Thoth March 29, 2018 7:58 PM

@Clive Robinson

The worst part isn’t simply the discovery of new side-channel attacks on the chip which are effective even on the SGX/ME/PSP/TZ partition, but the way many of these company respond.

They simply shrug off and at most release “a patch or two”. Looking at the recent progress of Windows patches of Intel and AMD chips, these patches are known to introduce more flaws and vulnerabilities than they are suppose to fix.

The way Intel recently handled BranchScope announcement was less than responsible where they claim it’s “an old problem” and what have they done other than to divert attention that the problem was already known and users do not need to panic.

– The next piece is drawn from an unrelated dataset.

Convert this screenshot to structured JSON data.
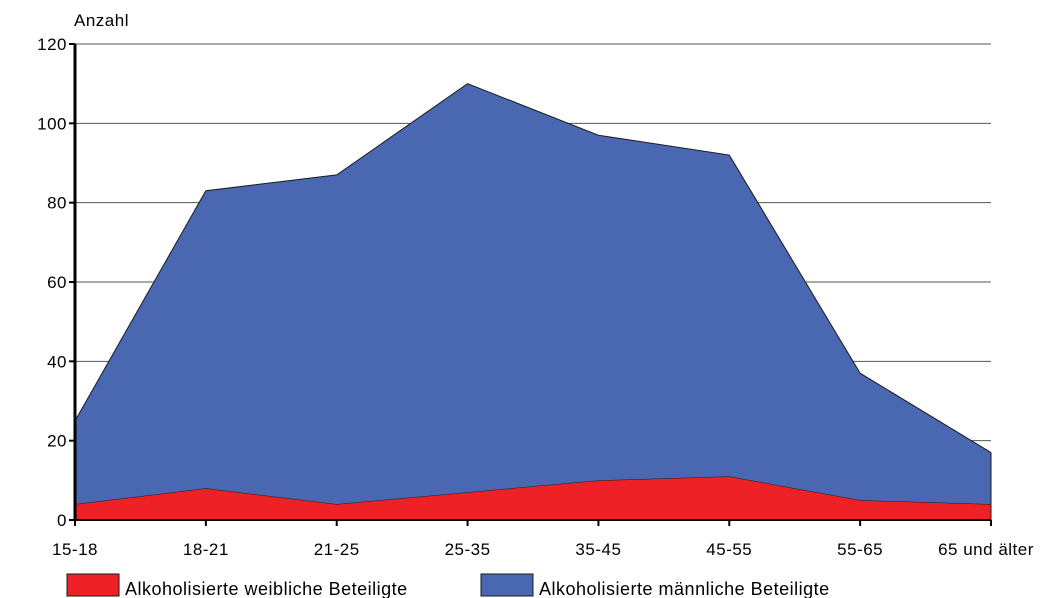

Quoting from Intel statement:” We have been working with these researchers and we have determined the method they describe is similar to previously known side channel exploits. We anticipate that existing software mitigations for previously known side channel exploits, such as the use of side channel resistant cryptography, will be similarly effective against the method described in this paper. We believe close partnership with the research community is one of the best ways to protect customers and their data, and we are appreciative of the work from these researchers.”

Intel also recommends developers to implement “side-channel resistant algorithms” if that is anymore meaningful than indirectly telling the developers to stop complaining to Intel.

If the low levels are not secured, no matter what side-channel resistant algorithm you use, it is still going to leak information on the operations since it is a “bubbling up” issue that is the result of very low level CPU architecture flaws.

End of the day, Intel et. al. knows that they are in big trouble and they have simply gone into a care-less mode because they are simply “too big to fail” and know that the US Government will not allow them to fail because if that happens, the US will lose it’s technological hegemony over the IT World which includes persistent backdoor access to millions of computers that are running Intel and AMD chipsets.

Gerard van Vooren March 30, 2018 3:22 AM

@ jfgunter,

“Most other business bozos (like me) want a simple, reliable and secure machine = a chromebook.”

I won’t buy it. Just one question: How can you be absolutely sure that “your” soft/hardware isn’t tampered with, for instance with a TLA? The answer is that you can’t. Period.

And then there are also the gazillion of gold label software from the web. Do you trust FB, LinkedIn, uber? Do you trust Marc Sugarbelly?

So, I would call your attempt extremely naive.

echo March 30, 2018 1:57 PM

@Gerard van Vooren

This is why I practice Swiss cheese security. (I’d never switch my computers on if I acted on every threat.) The best form of security really is a robust democracy, decent society, and access to fair courts.

tom riddle April 1, 2018 10:23 PM

@Clive Robinson

I kind of had the same view point, for me I see the future as massively parallel from the CPU upwards. It was the view that there was much an 8bit RISC CPU could do when working with hundreds if not thousands of others using small “tasklets” would be a way better solution.

Isn’t there an architecture which does that already? Has something like 64 cores, each core has its own register file and ALU, and they share their per-core L2 cache in some really clever way?